Terkait kuatnya intervensi BI pada beberapa bulan terakhir, Anggito justru mengkhawatirkan rupiah akan banyak beredar di pasaran. Kondisi itu diperkirakan membuat ekspektasi inflasi meningkat.
Anggito juga menilai, cadangan devisa yang diperkirakan menembus US$100 miliar sudah memasuki level "melampaui batas aman".
Untuk itu, BI dan pemerintah seharusnya memikirkan upaya menggunakan cadangan devisa yang besar tersebut pada instrumen jangka panjang. "Jangan hanya digunakan untuk menahan laju nilai tukar rupiah saja atau self insurance," katanya.
BI seharusnya, Anggito melanjutkan, mulai berpikir untuk memanfaatkan cadangan devisa guna pembiayaan jangka panjang melalui skema pembiayaan yang sudah ada di Indonesia. Langkah lebih maju lagi adalah Indonesia ikut menyimpan dananya dalam bentuk kerja sama ASEAN +3, Chiang Mai Initiative Multilateralisation (CMIM), Credit Guarantee and Investment Facility (CGIF), dan infrastructure fund.
"Tidak perlu mencari skema lain yang masih belum siap, seperti Bond Stabilization Fund atau Tax Capital Inflow," ujar Anggito.

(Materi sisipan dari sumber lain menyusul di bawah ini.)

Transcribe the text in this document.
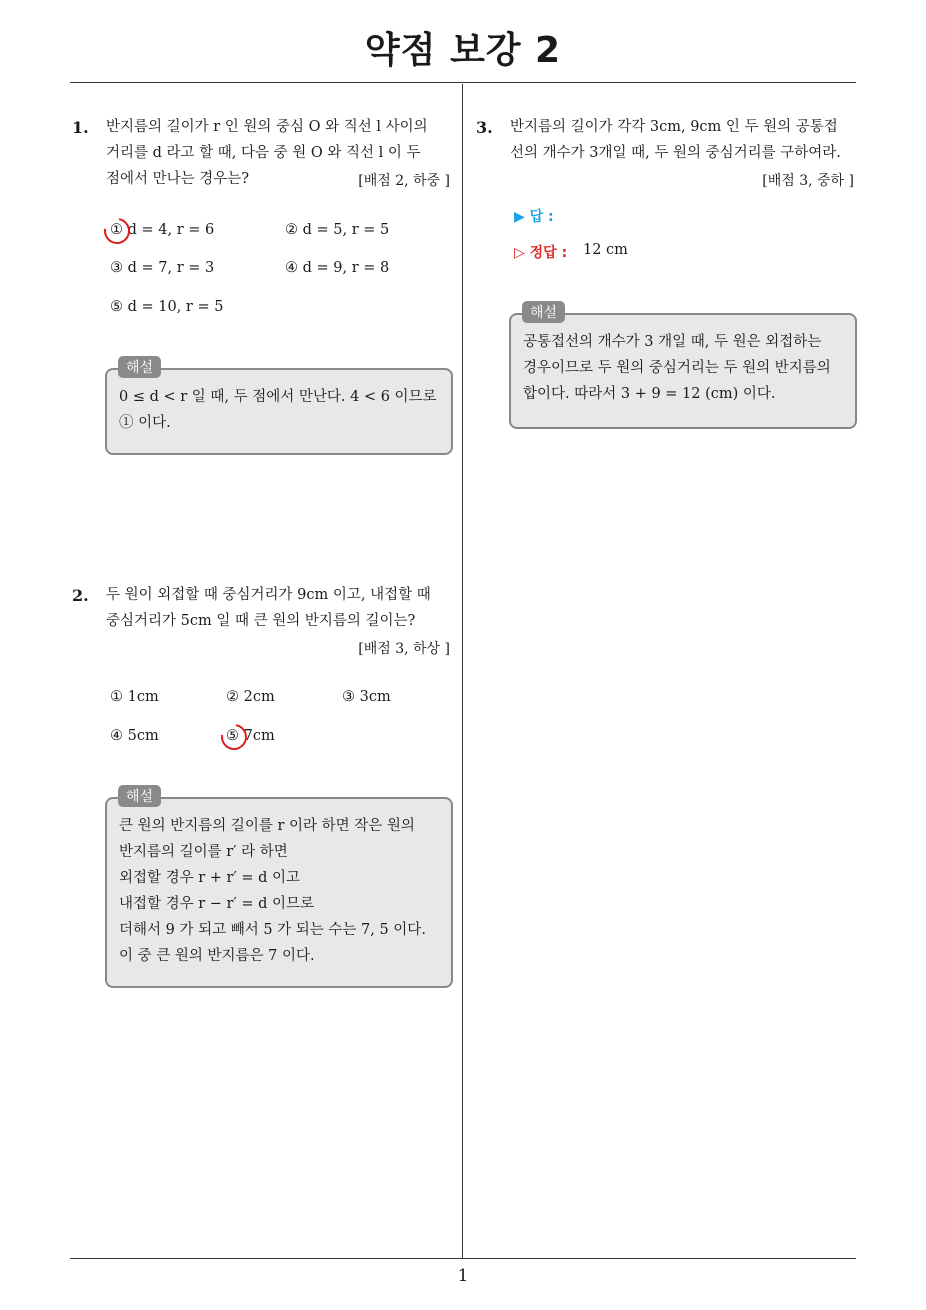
약점 보강 2
1. 반지름의 길이가 r 인 원의 중심 O 와 직선 l 사이의
거리를 d 라고 할 때, 다음 중 원 O 와 직선 l 이 두
점에서 만나는 경우는?	[배점 2, 하중 ]
① d = 4, r = 6	② d = 5, r = 5
③ d = 7, r = 3	④ d = 9, r = 8
⑤ d = 10, r = 5
0 ≤ d < r 일 때, 두 점에서 만난다. 4 < 6 이므로
① 이다.
해설
2. 두 원이 외접할 때 중심거리가 9cm 이고, 내접할 때
중심거리가 5cm 일 때 큰 원의 반지름의 길이는?
[배점 3, 하상 ]
① 1cm	② 2cm	③ 3cm
④ 5cm	⑤ 7cm
큰 원의 반지름의 길이를 r 이라 하면 작은 원의
반지름의 길이를 r′ 라 하면
외접할 경우 r + r′ = d 이고
내접할 경우 r − r′ = d 이므로
더해서 9 가 되고 빼서 5 가 되는 수는 7, 5 이다.
이 중 큰 원의 반지름은 7 이다.
해설
3. 반지름의 길이가 각각 3cm, 9cm 인 두 원의 공통접
선의 개수가 3개일 때, 두 원의 중심거리를 구하여라.
[배점 3, 중하 ]
▶ 답 :
▷ 정답 : 12 cm
공통접선의 개수가 3 개일 때, 두 원은 외접하는
경우이므로 두 원의 중심거리는 두 원의 반지름의
합이다. 따라서 3 + 9 = 12 (cm) 이다.
해설
1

Instrumen jangka panjang lainnya adalah mendorong pelaksanaan penawaran umum perdana saham (initial public offering/IPO) perusahaan swasta maupun Badan Usaha Milik Negara (BUMN) maupun variasi penerbitan obligasi.
Anggito juga menilai, Indonesia sampai saat ini belum mampu memanfaatkan masuknya arus modal asing (capital inflow) ke Tanah Air. Padahal, jika melihat peluangnya relatif lebih besar dibandingkan risiko yang dihadapi.
Peluang yang dimaksud adalah penurunan biaya bunga Anggaran Pendapatan dan Belanja Negara (APBN), sumber investasi swasta, pembiayaan foreign direct investment (FDI), serta kedalaman pasar modal.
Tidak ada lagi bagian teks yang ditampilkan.